O governo do presidente Luiz Inácio Lula da Silva (PT) deverá apresentar, na próxima semana, um conjunto de medidas voltadas ao mercado de crédito – com atenção especial ao setor imobiliário. Parte das ações já havia sido sinalizada na semana passada pelo ministro da Fazenda, Fernando Haddad (PT), que em entrevista salientou que as iniciativas atenderão públicos distintos: desde pessoas físicas beneficiárias de programas sociais, como o Bolsa Família, até instituições financeiras.

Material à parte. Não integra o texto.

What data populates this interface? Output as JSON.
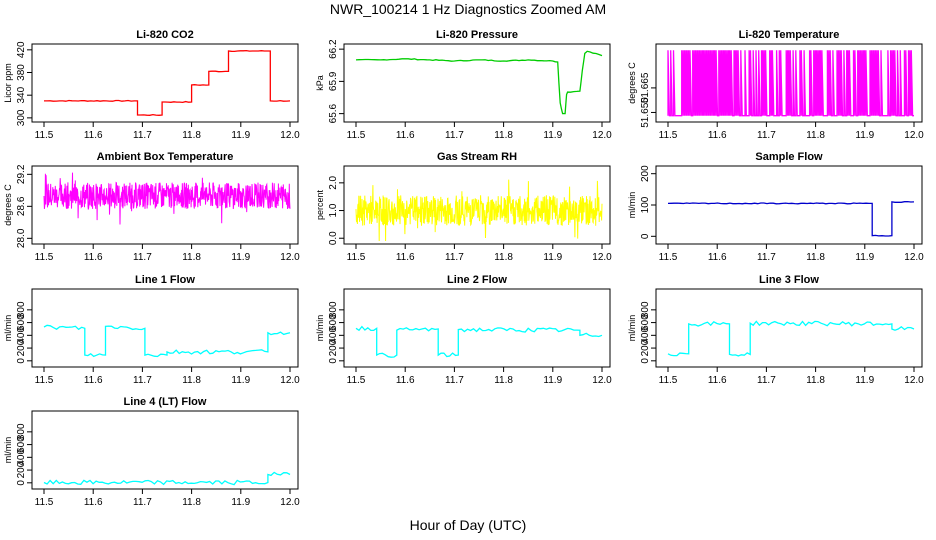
{
  "title": "NWR_100214  1 Hz Diagnostics Zoomed AM",
  "xlabel": "Hour of Day (UTC)",
  "chart_data": [
    {
      "type": "line",
      "title": "Li-820 CO2",
      "ylabel": "Licor ppm",
      "color": "#ff0000",
      "xlim": [
        11.5,
        12.0
      ],
      "xticks": [
        "11.5",
        "11.6",
        "11.7",
        "11.8",
        "11.9",
        "12.0"
      ],
      "ylim": [
        298,
        425
      ],
      "yticks": [
        300,
        340,
        380,
        420
      ],
      "series": [
        {
          "x": [
            11.5,
            11.69,
            11.69,
            11.74,
            11.74,
            11.8,
            11.8,
            11.835,
            11.835,
            11.875,
            11.875,
            11.96,
            11.96,
            12.0
          ],
          "y": [
            330,
            330,
            305,
            305,
            328,
            328,
            358,
            358,
            382,
            382,
            418,
            418,
            330,
            330
          ]
        }
      ]
    },
    {
      "type": "line",
      "title": "Li-820 Pressure",
      "ylabel": "kPa",
      "color": "#00cc00",
      "xlim": [
        11.5,
        12.0
      ],
      "xticks": [
        "11.5",
        "11.6",
        "11.7",
        "11.8",
        "11.9",
        "12.0"
      ],
      "ylim": [
        65.55,
        66.22
      ],
      "yticks": [
        "65.6",
        "65.9",
        "66.2"
      ],
      "series": [
        {
          "x": [
            11.5,
            11.55,
            11.6,
            11.65,
            11.7,
            11.75,
            11.8,
            11.85,
            11.9,
            11.91,
            11.915,
            11.92,
            11.925,
            11.928,
            11.93,
            11.955,
            11.96,
            11.965,
            11.97,
            12.0
          ],
          "y": [
            66.1,
            66.1,
            66.11,
            66.1,
            66.09,
            66.1,
            66.09,
            66.1,
            66.09,
            66.08,
            65.7,
            65.6,
            65.6,
            65.78,
            65.8,
            65.81,
            66.0,
            66.16,
            66.18,
            66.14
          ]
        }
      ]
    },
    {
      "type": "line",
      "title": "Li-820 Temperature",
      "ylabel": "degrees C",
      "color": "#ff00ff",
      "xlim": [
        11.5,
        12.0
      ],
      "xticks": [
        "11.5",
        "11.6",
        "11.7",
        "11.8",
        "11.9",
        "12.0"
      ],
      "ylim": [
        51.646,
        51.69
      ],
      "yticks": [
        "51.650",
        "51.665"
      ],
      "series": [
        {
          "x": [
            11.5,
            12.0
          ],
          "y": [
            51.648,
            51.688
          ]
        }
      ]
    },
    {
      "type": "line",
      "title": "Ambient Box Temperature",
      "ylabel": "degrees C",
      "color": "#ff00ff",
      "xlim": [
        11.5,
        12.0
      ],
      "xticks": [
        "11.5",
        "11.6",
        "11.7",
        "11.8",
        "11.9",
        "12.0"
      ],
      "ylim": [
        27.95,
        29.3
      ],
      "yticks": [
        "28.0",
        "28.6",
        "29.2"
      ],
      "series": [
        {
          "x": [
            11.5,
            12.0
          ],
          "y": [
            28.8,
            28.8
          ]
        }
      ]
    },
    {
      "type": "line",
      "title": "Gas Stream RH",
      "ylabel": "percent",
      "color": "#ffff00",
      "xlim": [
        11.5,
        12.0
      ],
      "xticks": [
        "11.5",
        "11.6",
        "11.7",
        "11.8",
        "11.9",
        "12.0"
      ],
      "ylim": [
        -0.1,
        2.5
      ],
      "yticks": [
        "0.0",
        "1.0",
        "2.0"
      ],
      "series": [
        {
          "x": [
            11.5,
            12.0
          ],
          "y": [
            1.0,
            1.0
          ]
        }
      ]
    },
    {
      "type": "line",
      "title": "Sample Flow",
      "ylabel": "ml/min",
      "color": "#0000cc",
      "xlim": [
        11.5,
        12.0
      ],
      "xticks": [
        "11.5",
        "11.6",
        "11.7",
        "11.8",
        "11.9",
        "12.0"
      ],
      "ylim": [
        -15,
        215
      ],
      "yticks": [
        0,
        100,
        200
      ],
      "series": [
        {
          "x": [
            11.5,
            11.915,
            11.915,
            11.955,
            11.955,
            12.0
          ],
          "y": [
            105,
            105,
            2,
            2,
            110,
            110
          ]
        }
      ]
    },
    {
      "type": "line",
      "title": "Line 1 Flow",
      "ylabel": "ml/min",
      "color": "#00ffff",
      "xlim": [
        11.5,
        12.0
      ],
      "xticks": [
        "11.5",
        "11.6",
        "11.7",
        "11.8",
        "11.9",
        "12.0"
      ],
      "ylim": [
        -50,
        1080
      ],
      "yticks": [
        0,
        200,
        400,
        600,
        800
      ],
      "series": [
        {
          "x": [
            11.5,
            11.583,
            11.583,
            11.625,
            11.625,
            11.705,
            11.705,
            11.75,
            11.75,
            11.955,
            11.955,
            12.0
          ],
          "y": [
            530,
            510,
            90,
            90,
            540,
            510,
            90,
            90,
            140,
            140,
            440,
            440
          ]
        }
      ]
    },
    {
      "type": "line",
      "title": "Line 2 Flow",
      "ylabel": "ml/min",
      "color": "#00ffff",
      "xlim": [
        11.5,
        12.0
      ],
      "xticks": [
        "11.5",
        "11.6",
        "11.7",
        "11.8",
        "11.9",
        "12.0"
      ],
      "ylim": [
        -50,
        1080
      ],
      "yticks": [
        0,
        200,
        400,
        600,
        800
      ],
      "series": [
        {
          "x": [
            11.5,
            11.542,
            11.542,
            11.583,
            11.583,
            11.667,
            11.667,
            11.708,
            11.708,
            11.955,
            11.955,
            12.0
          ],
          "y": [
            510,
            510,
            90,
            90,
            480,
            500,
            90,
            90,
            490,
            480,
            400,
            400
          ]
        }
      ]
    },
    {
      "type": "line",
      "title": "Line 3 Flow",
      "ylabel": "ml/min",
      "color": "#00ffff",
      "xlim": [
        11.5,
        12.0
      ],
      "xticks": [
        "11.5",
        "11.6",
        "11.7",
        "11.8",
        "11.9",
        "12.0"
      ],
      "ylim": [
        -50,
        1080
      ],
      "yticks": [
        0,
        200,
        400,
        600,
        800
      ],
      "series": [
        {
          "x": [
            11.5,
            11.542,
            11.542,
            11.625,
            11.625,
            11.667,
            11.667,
            11.955,
            11.955,
            12.0
          ],
          "y": [
            110,
            110,
            580,
            580,
            100,
            100,
            590,
            580,
            500,
            500
          ]
        }
      ]
    },
    {
      "type": "line",
      "title": "Line 4 (LT) Flow",
      "ylabel": "ml/min",
      "color": "#00ffff",
      "xlim": [
        11.5,
        12.0
      ],
      "xticks": [
        "11.5",
        "11.6",
        "11.7",
        "11.8",
        "11.9",
        "12.0"
      ],
      "ylim": [
        -50,
        1080
      ],
      "yticks": [
        0,
        200,
        400,
        600,
        800
      ],
      "series": [
        {
          "x": [
            11.5,
            11.955,
            11.955,
            12.0
          ],
          "y": [
            5,
            5,
            130,
            130
          ]
        }
      ]
    }
  ]
}
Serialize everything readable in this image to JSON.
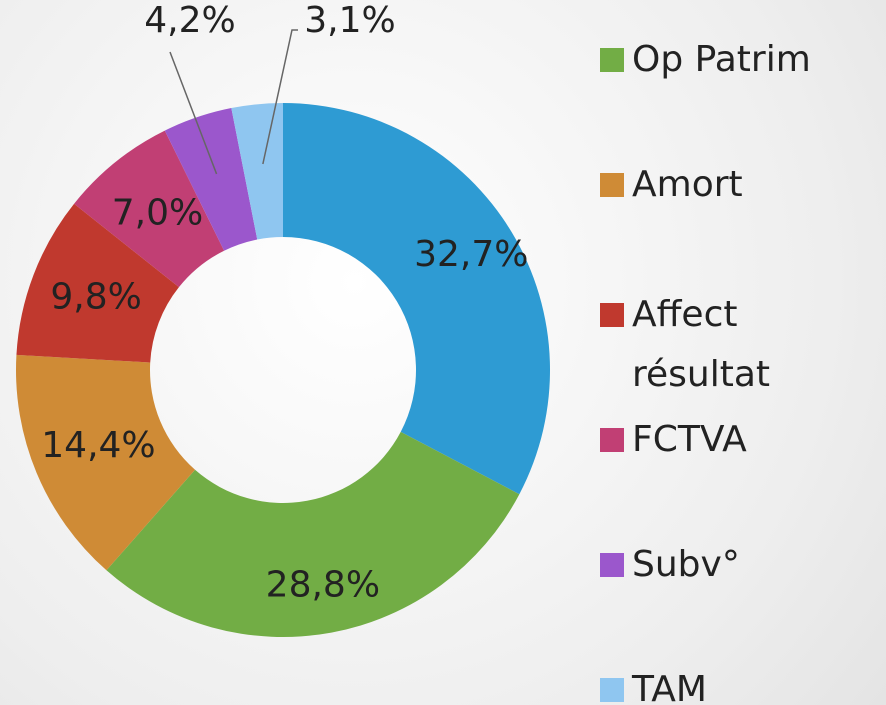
{
  "chart_data": {
    "type": "pie",
    "donut": true,
    "categories": [
      null,
      "Op Patrim",
      "Amort",
      "Affect résultat",
      "FCTVA",
      "Subv°",
      "TAM"
    ],
    "values": [
      32.7,
      28.8,
      14.4,
      9.8,
      7.0,
      4.2,
      3.1
    ],
    "value_labels": [
      "32,7%",
      "28,8%",
      "14,4%",
      "9,8%",
      "7,0%",
      "4,2%",
      "3,1%"
    ],
    "colors": [
      "#2e9bd3",
      "#72ad45",
      "#cf8b36",
      "#c0392e",
      "#c13f74",
      "#9b57cc",
      "#8fc6f0"
    ]
  }
}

“Temos que pensar o sistema de crédito de A a Z: desde a pessoa que está numa situação de vulnerabilidade e precisa de microcrédito para se emancipar, passando por um empresário que teve dificuldades na pandemia e que não está conseguindo renegociar suas dívidas no Pronampe, até o banco que está com a carteira com títulos imobiliários que ele quer vender para abrir espaço para novos financiamentos e não consegue por regras burocráticas que o impedem”, disse o ministro à Rádio Itatiaia.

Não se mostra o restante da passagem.